Endometrial polyps are one of the most common causes of abnormal vaginal bleeding in both premenopausal and postmenopausal women. The likelihood of developing endometrial polyps appears to increase with age. Risk factors for developing endometrial polyps include Tamoxifen (used to treat breast cancer), hormone replacement therapy, hypertension and obesity.
Endometrial polyps are occasionally found in women who are not experiencing any symptoms at all. They may show up on a pelvic ultrasound examination or even as an incidental finding on a CT scan of the pelvis done for entirely different issues such as hip pain.

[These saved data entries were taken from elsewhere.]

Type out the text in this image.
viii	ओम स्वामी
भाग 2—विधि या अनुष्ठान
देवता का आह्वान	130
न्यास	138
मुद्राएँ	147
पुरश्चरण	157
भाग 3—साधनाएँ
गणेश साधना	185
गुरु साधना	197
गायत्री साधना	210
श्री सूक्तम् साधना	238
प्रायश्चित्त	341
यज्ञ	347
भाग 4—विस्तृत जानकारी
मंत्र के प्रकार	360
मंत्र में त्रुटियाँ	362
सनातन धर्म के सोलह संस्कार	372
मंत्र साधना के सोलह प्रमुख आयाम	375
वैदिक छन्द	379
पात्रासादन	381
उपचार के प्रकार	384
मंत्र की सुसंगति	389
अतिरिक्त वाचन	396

The precise diagnosis of an endometrial polyp can only be made by removing it and having it examined by a pathologist. Occasionally a polyp resembles a uterine fibroid — they can easily be confused with one another on ultrasound and hysteroscopy.
What are endometrial polyps?
The uterus contains two types of tissue—endometrium (lining tissue) and myometrium (muscle tissue). The endometrium covers the inside of the uterus. Both endometrium and myometrium can form benign and malignant tumors—fortunately, in both cases the benign ones are much more common.
When the endometrium forms an overgrowth (tumor) of cells it forms a finger-like projection called an endometrial polyp. While these polyps are generally benign they occasionally contain either malignant or premalignant cells – this is called endometrial hyperplasia.
Because of the potential for polyps to contain malignant or pre-malignant cells they should be removed and sent for analysis.
HOW OFTEN ARE ENDOMETRIAL POLYPS MALIGNANT?
The risk of malignant is greater in postmenopausal women than premenopausal women. In postmenopausal women the risk of malignancy is approximately 5.4% while it is approximately 1.7% in premenopausal women.
IF A POLYP IS SUSPECTED ON ULTRASOUND WHAT IS DONE TO ESTABLISH THE DIAGNOSIS?
To be certain of the existence of an endometrial polyp we recommend a diagnostic hysteroscopy and removal (polypectomy). These two procedures are often easy to combine into a single procedure.
HOW DO YOU REMOVE POLYPS?
Polyps and fibroids are removed the same way. We insert an instrument into the uterus called an operative hysteroscope—also called a resectoscope. The instrument is attached to a small camera that allows the image to be projected onto a monitor. In this way we can also introduce an electrode that allows us to remove the polyp by cutting it at its attachment point. The procedure generally takes from 5-10 minutes to perform and is called a hysteroscopic (or resectoscopic) polypectomy.
DOES THE PROCEDURE HURT?
No. We generally use intravenous sedation so that the procedure is virtually painless.
WHAT CAN I EXPECT AFTERWARDS?
You will likely be observed for an hour following the procedure but should plan on spending 2 hours here from the moment you arrive. You’ll wish to rest most of the day after the procedure. If you’ve having a simple polypectomy with no other procedure you will experience some bright red bleeding for about 4-5 days. This will be followed by a brown discharge for another week until it stops entirely. You may be asked to take 24 to 48 hours off from work depending on your own individual circumstances.
CAN ENDOMETRIAL POLYPS COME BACK?
The short answer is yes. In about 10-15% of cases they recur. For this reason we occasionally suggest removal of the entire lining—which is where polyps originate from. This is only offered under very specific circumstances. For women who still wish to retain their ability to have children this is never offered as an option.
Lee SC, Kaunitz AM, Sanchez-Ramos et al. The oncogenic potential of endometrial polyps: a systematic review and meta-analysis. Obstet Gynecol. 2010; 116:1197.
Paradisi R, Rossi S, Scifo MC, et al. Recurrence of endometrial polyps. Gynecol Obstet Invest. 2014; 78:26-32.